Dans la nouvelle version, ces dérogations ne sont permises que sur une période de 12 semaines.


Aménagement unilatéral du temps de travail

La projet initial permettait aux employeurs, par "décision unilatérale", de moduler le temps de travail de leurs salariés sur une période de 16 semaines, au lieu de 4 semaines dans le droit actuel.


Cette période de modulation unilatérale est réduite à 9 semaines.


Annualisation

Dans la première version, un accord d'entreprise pouvait permettre d'annualiser le temps de travail jusqu'à trois ans, au lieu d'un actuellement.


Cela ne sera finalement possible que si la branche le permet. Et l'accord d'entreprise devra prévoir un seuil hebdomadaire, supérieur à 35 heures, de déclenchement des heures supplémentaires.


Forfait-jours

Le texte de départ permettait aux entreprises de moins de 50 salariés de proposer le passage au forfait-jours à leurs salariés autonomes sans passer par un accord collectif. Les salariés au forfait-jours auraient pu, à leur demande et en cas d'accord, fractionner leurs périodes de repos hebdomadaire.


Ces deux possibilités sont supprimées. Mais le projet demande aux partenaires sociaux de se saisir de la question du fractionnement lors d'une "concertation" d'ici au 1er octobre.


Congés spéciaux

La première version permettait aux entreprises de réduire, par accord, le nombre de jours de "congés pour événements familiaux" (mariage, naissance, décès) fixé par la loi. Possibilité supprimée.


Temps de travail des apprentis

La première version permettait, dans certains secteurs dont le bâtiment, de faire travailler un apprenti jusqu'à 10 heures par jour (au lieu de 8) et 40 heures par semaine (au lieu de 35), sur simple déclaration à l'inspection du travail.


Une autorisation préalable de l'inspection du travail sera finalement nécessaire, comme dans le droit actuel.


Le mandatement généralisé

Dans les entreprises sans représentation syndicale, l'employeur pourra négocier avec des salariés mandatés par un syndicat, sur tous les sujets pouvant faire l'objet d'un accord d'entreprise.


Compte personnel d'activité

La nouvelle version introduit dans le CPA un "compte engagement citoyen", qui recense les activités de bénévolat et de volontariat du titulaire.


Ce nouveau compte permettra d'acquérir des heures supplémentaires sur le compte personnel de formation (CPF) pour récompenser certaines activités: service civique, réserve militaire ou sanitaire, maître d'apprentissage, activités bénévoles et associatives...


L'employeur pourra accorder à ses salariés des jours de congés payés dédiés à ces activités.
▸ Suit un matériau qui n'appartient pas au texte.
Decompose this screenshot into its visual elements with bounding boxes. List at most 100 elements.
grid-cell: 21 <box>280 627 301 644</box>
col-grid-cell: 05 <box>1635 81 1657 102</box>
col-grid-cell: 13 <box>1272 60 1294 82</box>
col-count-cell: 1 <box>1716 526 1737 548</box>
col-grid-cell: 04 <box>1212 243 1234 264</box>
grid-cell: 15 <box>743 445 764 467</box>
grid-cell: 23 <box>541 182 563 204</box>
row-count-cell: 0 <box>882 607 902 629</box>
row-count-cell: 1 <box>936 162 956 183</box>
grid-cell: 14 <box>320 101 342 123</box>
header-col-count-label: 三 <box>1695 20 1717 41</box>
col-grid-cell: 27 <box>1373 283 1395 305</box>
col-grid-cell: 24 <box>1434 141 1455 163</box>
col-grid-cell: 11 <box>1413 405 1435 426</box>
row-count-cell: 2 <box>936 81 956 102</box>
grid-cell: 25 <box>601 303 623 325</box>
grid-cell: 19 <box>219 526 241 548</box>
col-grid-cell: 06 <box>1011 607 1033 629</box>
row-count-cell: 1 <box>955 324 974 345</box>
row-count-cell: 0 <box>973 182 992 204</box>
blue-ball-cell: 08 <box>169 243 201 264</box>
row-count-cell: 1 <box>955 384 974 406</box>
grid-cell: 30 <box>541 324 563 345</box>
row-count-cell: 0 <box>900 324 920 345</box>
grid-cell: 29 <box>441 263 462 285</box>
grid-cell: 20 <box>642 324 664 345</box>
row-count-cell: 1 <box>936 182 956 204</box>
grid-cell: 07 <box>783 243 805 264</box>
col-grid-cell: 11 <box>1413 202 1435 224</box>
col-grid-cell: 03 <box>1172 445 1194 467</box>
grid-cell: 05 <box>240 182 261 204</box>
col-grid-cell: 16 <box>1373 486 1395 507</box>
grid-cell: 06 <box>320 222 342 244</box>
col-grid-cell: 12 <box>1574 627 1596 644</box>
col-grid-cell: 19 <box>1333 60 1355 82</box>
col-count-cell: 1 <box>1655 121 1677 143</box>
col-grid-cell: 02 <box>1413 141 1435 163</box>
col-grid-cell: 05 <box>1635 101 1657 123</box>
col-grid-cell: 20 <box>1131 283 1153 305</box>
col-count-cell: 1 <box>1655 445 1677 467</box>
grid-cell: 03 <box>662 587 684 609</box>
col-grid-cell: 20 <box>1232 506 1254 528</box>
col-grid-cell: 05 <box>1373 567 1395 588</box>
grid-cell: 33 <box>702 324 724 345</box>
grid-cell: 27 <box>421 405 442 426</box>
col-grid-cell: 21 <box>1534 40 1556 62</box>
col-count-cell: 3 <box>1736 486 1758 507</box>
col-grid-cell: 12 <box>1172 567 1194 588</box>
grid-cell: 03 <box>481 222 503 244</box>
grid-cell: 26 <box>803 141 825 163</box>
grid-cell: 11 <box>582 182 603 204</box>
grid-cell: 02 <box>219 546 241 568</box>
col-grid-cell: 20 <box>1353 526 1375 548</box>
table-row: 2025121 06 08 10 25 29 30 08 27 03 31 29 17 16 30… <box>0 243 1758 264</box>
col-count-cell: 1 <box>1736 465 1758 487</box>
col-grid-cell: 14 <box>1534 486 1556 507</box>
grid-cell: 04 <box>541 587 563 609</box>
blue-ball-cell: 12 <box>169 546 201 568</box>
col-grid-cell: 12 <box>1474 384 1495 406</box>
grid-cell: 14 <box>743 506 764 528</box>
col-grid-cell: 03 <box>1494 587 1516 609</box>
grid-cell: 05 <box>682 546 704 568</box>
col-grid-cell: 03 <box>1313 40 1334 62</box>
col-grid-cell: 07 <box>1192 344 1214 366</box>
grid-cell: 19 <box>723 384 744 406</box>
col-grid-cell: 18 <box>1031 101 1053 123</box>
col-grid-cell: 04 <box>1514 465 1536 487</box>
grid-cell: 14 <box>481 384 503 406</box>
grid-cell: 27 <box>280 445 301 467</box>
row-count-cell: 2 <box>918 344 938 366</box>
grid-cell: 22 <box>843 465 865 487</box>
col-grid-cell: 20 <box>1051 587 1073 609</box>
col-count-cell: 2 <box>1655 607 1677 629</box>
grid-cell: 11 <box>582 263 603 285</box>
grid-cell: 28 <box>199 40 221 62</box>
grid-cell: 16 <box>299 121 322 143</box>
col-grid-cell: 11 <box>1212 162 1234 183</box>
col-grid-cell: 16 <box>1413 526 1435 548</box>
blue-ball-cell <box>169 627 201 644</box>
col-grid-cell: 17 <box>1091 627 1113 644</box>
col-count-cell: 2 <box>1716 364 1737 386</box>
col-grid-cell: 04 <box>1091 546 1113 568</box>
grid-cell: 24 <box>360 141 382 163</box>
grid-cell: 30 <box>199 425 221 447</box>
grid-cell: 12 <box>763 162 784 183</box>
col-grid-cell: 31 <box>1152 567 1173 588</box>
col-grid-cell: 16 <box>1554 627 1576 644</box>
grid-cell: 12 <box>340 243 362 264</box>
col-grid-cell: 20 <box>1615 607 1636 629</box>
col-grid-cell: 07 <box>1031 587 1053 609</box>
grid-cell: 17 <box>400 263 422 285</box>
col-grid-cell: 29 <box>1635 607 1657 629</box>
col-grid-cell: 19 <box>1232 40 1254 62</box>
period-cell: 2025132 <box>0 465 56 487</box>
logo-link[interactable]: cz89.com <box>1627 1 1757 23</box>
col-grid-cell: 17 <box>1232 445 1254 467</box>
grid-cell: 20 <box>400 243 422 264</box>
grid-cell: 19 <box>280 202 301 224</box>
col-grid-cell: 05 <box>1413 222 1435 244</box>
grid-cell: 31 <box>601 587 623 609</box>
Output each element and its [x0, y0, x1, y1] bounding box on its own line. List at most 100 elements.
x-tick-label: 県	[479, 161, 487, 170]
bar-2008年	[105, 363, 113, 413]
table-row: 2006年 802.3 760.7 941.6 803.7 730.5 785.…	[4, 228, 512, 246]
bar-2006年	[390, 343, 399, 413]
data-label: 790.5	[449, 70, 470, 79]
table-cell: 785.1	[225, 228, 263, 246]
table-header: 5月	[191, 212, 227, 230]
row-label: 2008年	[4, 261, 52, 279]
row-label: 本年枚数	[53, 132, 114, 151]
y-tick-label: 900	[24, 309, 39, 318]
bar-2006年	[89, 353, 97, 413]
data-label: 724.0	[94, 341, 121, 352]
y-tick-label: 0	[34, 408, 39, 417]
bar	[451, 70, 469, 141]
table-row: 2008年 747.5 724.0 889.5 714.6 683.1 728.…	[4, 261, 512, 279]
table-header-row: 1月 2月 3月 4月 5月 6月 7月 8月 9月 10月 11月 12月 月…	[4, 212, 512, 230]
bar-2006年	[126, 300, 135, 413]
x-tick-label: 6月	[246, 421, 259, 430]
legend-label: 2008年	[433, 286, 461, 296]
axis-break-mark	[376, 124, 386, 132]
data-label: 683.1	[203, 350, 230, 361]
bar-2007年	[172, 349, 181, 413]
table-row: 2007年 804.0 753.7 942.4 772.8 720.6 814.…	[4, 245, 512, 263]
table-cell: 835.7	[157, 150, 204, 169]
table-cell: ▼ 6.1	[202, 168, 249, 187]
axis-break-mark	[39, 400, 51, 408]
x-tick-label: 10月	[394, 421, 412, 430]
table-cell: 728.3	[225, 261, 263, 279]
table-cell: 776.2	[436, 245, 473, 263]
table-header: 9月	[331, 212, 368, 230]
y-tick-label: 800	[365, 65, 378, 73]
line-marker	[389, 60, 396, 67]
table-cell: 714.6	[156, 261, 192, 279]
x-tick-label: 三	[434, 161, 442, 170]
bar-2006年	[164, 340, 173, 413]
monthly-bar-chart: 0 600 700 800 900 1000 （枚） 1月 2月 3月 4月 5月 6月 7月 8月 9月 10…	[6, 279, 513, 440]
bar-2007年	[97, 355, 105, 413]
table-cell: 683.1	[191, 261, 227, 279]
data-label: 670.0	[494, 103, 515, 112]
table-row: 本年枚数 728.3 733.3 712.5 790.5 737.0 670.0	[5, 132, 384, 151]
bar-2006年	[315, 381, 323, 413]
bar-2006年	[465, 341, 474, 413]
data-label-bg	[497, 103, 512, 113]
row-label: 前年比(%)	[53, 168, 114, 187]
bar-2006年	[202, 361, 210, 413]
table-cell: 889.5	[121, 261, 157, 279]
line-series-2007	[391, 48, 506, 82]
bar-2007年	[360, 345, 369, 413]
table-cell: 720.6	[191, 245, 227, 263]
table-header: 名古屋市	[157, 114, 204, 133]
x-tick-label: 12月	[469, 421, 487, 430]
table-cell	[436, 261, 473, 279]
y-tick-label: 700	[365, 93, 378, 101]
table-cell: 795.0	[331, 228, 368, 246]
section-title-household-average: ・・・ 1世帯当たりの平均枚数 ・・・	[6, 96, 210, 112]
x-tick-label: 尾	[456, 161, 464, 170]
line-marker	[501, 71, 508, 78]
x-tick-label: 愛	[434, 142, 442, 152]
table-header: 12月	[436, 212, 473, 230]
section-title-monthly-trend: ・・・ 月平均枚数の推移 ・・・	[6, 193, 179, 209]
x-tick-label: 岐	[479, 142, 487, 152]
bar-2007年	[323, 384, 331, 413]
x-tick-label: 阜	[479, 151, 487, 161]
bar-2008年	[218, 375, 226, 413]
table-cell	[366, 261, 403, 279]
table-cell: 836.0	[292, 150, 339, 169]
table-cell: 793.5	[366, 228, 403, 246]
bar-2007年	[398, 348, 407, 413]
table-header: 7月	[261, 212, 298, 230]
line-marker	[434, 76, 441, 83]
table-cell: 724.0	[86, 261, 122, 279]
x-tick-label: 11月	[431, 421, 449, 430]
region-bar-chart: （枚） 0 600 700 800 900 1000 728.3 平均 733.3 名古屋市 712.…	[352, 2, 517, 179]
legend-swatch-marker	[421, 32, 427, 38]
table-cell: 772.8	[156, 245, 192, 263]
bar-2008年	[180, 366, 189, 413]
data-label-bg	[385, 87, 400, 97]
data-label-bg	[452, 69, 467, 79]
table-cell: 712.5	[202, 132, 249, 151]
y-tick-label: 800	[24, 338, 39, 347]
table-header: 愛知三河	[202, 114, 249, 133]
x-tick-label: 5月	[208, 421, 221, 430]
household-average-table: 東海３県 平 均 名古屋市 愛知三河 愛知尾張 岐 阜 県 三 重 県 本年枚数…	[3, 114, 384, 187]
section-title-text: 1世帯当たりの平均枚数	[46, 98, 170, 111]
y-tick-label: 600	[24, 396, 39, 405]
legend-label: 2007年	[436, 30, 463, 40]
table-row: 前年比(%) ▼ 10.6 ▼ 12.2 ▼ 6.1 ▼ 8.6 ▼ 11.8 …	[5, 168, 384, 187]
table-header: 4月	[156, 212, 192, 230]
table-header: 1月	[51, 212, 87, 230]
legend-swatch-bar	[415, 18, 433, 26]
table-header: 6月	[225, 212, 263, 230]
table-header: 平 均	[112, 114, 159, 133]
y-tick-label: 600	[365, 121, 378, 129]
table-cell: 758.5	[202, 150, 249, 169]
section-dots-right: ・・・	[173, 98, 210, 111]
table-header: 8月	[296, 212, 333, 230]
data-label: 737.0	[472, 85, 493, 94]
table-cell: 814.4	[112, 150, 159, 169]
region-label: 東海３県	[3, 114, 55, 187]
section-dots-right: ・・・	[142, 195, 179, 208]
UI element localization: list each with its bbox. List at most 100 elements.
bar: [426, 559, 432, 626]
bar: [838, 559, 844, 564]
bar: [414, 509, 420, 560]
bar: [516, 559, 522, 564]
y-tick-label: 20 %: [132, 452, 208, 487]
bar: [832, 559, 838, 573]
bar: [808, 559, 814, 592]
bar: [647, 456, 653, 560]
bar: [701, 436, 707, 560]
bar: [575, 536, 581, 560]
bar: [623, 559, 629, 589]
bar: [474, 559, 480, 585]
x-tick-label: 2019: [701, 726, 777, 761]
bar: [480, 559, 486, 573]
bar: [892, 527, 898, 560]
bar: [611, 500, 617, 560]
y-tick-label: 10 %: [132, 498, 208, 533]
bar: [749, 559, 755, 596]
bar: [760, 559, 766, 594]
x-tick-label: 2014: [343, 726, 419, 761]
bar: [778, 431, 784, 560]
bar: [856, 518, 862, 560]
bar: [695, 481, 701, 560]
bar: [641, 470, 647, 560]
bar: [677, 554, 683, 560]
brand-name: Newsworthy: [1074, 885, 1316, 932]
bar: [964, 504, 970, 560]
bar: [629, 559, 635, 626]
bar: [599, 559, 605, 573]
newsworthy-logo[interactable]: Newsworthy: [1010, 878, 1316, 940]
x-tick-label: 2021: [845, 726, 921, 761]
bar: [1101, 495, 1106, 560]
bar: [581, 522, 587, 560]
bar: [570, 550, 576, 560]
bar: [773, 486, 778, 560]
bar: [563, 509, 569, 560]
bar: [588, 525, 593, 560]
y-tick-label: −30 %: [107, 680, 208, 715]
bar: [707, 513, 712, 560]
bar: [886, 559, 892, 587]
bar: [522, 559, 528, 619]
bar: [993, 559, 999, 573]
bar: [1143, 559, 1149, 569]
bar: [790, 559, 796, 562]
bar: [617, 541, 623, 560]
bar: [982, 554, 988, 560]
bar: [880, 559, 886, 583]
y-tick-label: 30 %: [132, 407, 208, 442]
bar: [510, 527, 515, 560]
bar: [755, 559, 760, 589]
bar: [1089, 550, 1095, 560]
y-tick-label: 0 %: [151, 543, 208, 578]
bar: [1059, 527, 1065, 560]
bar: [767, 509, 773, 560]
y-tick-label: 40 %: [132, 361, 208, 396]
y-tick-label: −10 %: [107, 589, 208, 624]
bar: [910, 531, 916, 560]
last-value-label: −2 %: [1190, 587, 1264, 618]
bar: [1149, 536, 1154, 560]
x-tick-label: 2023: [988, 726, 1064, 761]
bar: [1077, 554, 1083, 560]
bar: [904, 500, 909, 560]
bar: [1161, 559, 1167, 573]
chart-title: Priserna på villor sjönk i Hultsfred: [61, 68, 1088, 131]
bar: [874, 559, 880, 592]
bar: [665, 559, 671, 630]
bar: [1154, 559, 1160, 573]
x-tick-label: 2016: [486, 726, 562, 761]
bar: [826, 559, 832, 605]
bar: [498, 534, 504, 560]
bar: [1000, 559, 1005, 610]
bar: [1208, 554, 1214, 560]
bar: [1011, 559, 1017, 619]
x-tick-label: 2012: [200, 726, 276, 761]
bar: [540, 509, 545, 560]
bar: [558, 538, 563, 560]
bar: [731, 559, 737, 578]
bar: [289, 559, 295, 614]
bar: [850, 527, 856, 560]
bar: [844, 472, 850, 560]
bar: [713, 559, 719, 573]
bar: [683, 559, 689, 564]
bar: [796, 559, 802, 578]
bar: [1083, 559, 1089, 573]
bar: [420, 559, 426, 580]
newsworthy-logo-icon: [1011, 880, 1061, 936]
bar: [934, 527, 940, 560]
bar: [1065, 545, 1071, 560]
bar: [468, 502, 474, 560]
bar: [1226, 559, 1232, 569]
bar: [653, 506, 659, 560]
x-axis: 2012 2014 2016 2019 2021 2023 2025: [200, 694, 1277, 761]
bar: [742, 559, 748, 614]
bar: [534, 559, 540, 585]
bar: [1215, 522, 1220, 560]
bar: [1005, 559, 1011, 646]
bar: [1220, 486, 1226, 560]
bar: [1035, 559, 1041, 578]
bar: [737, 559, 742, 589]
Par ailleurs, les salariés sans diplôme cumuleront jusqu'à 40 heures par an sur leur CPF (au lieu de 24), dans la limite de 400 heures (au lieu de 150).


Garantie jeunes

Le texte amendé introduit, dès 2017, un "droit" à la garantie jeunes pour les jeunes ni en emploi, ni en étude, ni en formation. Ce dispositif offre, pour une durée d'un an, un accompagnement renforcé vers l'emploi et une allocation mensuelle d'environ 450 euros.


Le gouvernement prévoyait initialement d'atteindre 100.000 bénéficiaires. Les effectifs ne seront finalement pas plafonnés et l'exécutif s'attend à les voir doubler à 200.000, pour un budget de 420 millions d'euros.